Je me suis levé et je me suis assis à côté de Denver. On a discuté encore quelques minutes, histoire de faire croire que l'issue de cette histoire n'était pas encore décidé. Puis elle s'est retournée pour fouiller dans son sac, j'ai vu sa nuque devant moi, et je l'ai embrassée. Sur la nuque.
Elle s'est retournée, m'a dit ouat zeu focque, puis les regards ne se quittent plus, et les visages se penchent, et les lèvres s'effleurent, une fois, deux fois, sans trop oser continuer, et on sent le souffle chaud de l'autre qui se mêle au nôtre, et on n'ose pas ruiner le moment en respirant, et on voit le désir se mêler à la peur dans les yeux de l'autre, et cette fois-ci les lèvres se touchent, et s'entrouvrent, et ça sent la vodka et la fraise et la framboise et le curaçao et la grenadine et le sucre-glace et le plaisir et l'amour, et la musique a disparu en arrière-plan, et on reprendrait bien un Blue Lagoon.
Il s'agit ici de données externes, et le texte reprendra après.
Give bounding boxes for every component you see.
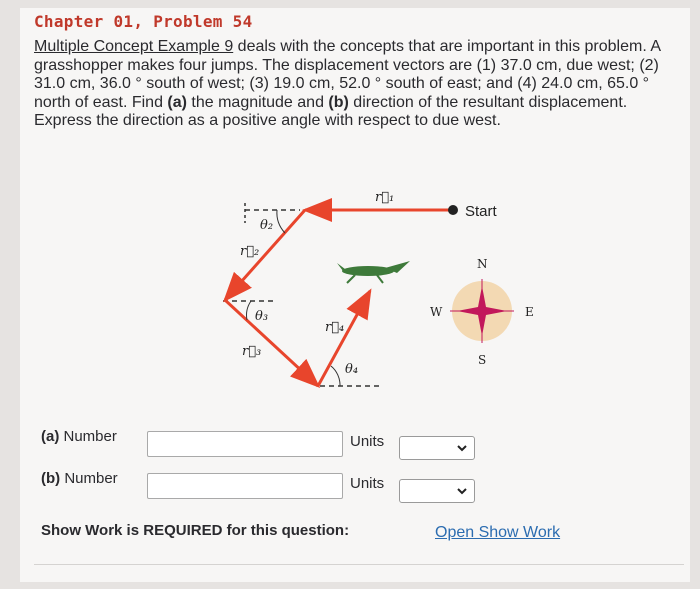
part-a-label-text: Number (59, 428, 117, 445)
page-title: Chapter 01, Problem 54 (34, 12, 253, 31)
divider (34, 564, 684, 565)
part-b-marker: (b) (328, 93, 349, 111)
part-b-number-input[interactable] (147, 473, 343, 499)
part-a-label-marker: (a) (41, 428, 60, 445)
arc-theta2 (277, 210, 285, 233)
problem-text-2: the magnitude and (186, 93, 329, 111)
problem-text-3: direction of the resultant displacement. Express the direction as a positive angle with respect to due west. (34, 93, 628, 129)
part-b-label-text: Number (60, 470, 118, 487)
chevron-down-icon (456, 442, 468, 454)
example-link[interactable]: Multiple Concept Example 9 (34, 38, 234, 55)
grasshopper-icon (337, 261, 410, 283)
part-b-units-select[interactable] (399, 479, 475, 503)
start-label: Start (465, 203, 497, 220)
vector-r4 (318, 291, 370, 386)
part-a-units-select[interactable] (399, 436, 475, 460)
start-point (448, 205, 458, 215)
label-r1: r⃗₁ (375, 190, 395, 205)
label-theta3: θ₃ (255, 309, 269, 324)
chevron-down-icon (456, 485, 468, 497)
label-theta2: θ₂ (260, 218, 274, 233)
label-r2: r⃗₂ (240, 244, 260, 259)
compass-east: E (525, 305, 534, 319)
displacement-figure (185, 183, 545, 413)
compass-south: S (478, 353, 487, 367)
part-a-marker: (a) (167, 93, 187, 111)
arc-theta4 (331, 366, 340, 386)
vector-r3 (225, 300, 318, 386)
arc-theta3 (247, 301, 251, 320)
open-show-work-link[interactable]: Open Show Work (435, 524, 561, 541)
part-a-number-input[interactable] (147, 431, 343, 457)
problem-statement (34, 38, 684, 131)
part-b-units-label: Units (350, 475, 385, 492)
label-r3: r⃗₃ (242, 344, 262, 359)
compass-west: W (430, 305, 443, 319)
part-b-label (41, 470, 118, 487)
compass-north: N (477, 257, 488, 271)
part-a-label (41, 428, 117, 445)
show-work-prompt: Show Work is REQUIRED for this question: (41, 522, 350, 539)
problem-text-1: deals with the concepts that are important in this problem. A grasshopper makes four jumps. The displacement vectors are (1) 37.0 cm, due west; (2) 31.0 cm, 36.0 ° south of west; (3) 19.0 cm, 52.0 ° south of east; and (4) 24.0 cm, 65.0 ° north of east. Find (34, 38, 661, 111)
label-theta4: θ₄ (345, 362, 359, 377)
part-a-units-label: Units (350, 433, 385, 450)
label-r4: r⃗₄ (325, 320, 345, 335)
part-b-label-marker: (b) (41, 470, 61, 487)
compass (430, 257, 534, 367)
problem-card (20, 8, 690, 582)
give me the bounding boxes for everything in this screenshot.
Au final, ce fut donc magique. Et nous avons titubé hors du bar en nous tenant l'un à l'autre. Comme j'avais tout prévu, j'habitais à deux rues d'ici.
- J'habite à deux rues d'ici, je lui ai dit.
- C'est sympa mais je vais prendre un taxi pour réntrer, elle a répondu.
17 janvier 2012
Sarah Connor ?
...Non, c'est à côté.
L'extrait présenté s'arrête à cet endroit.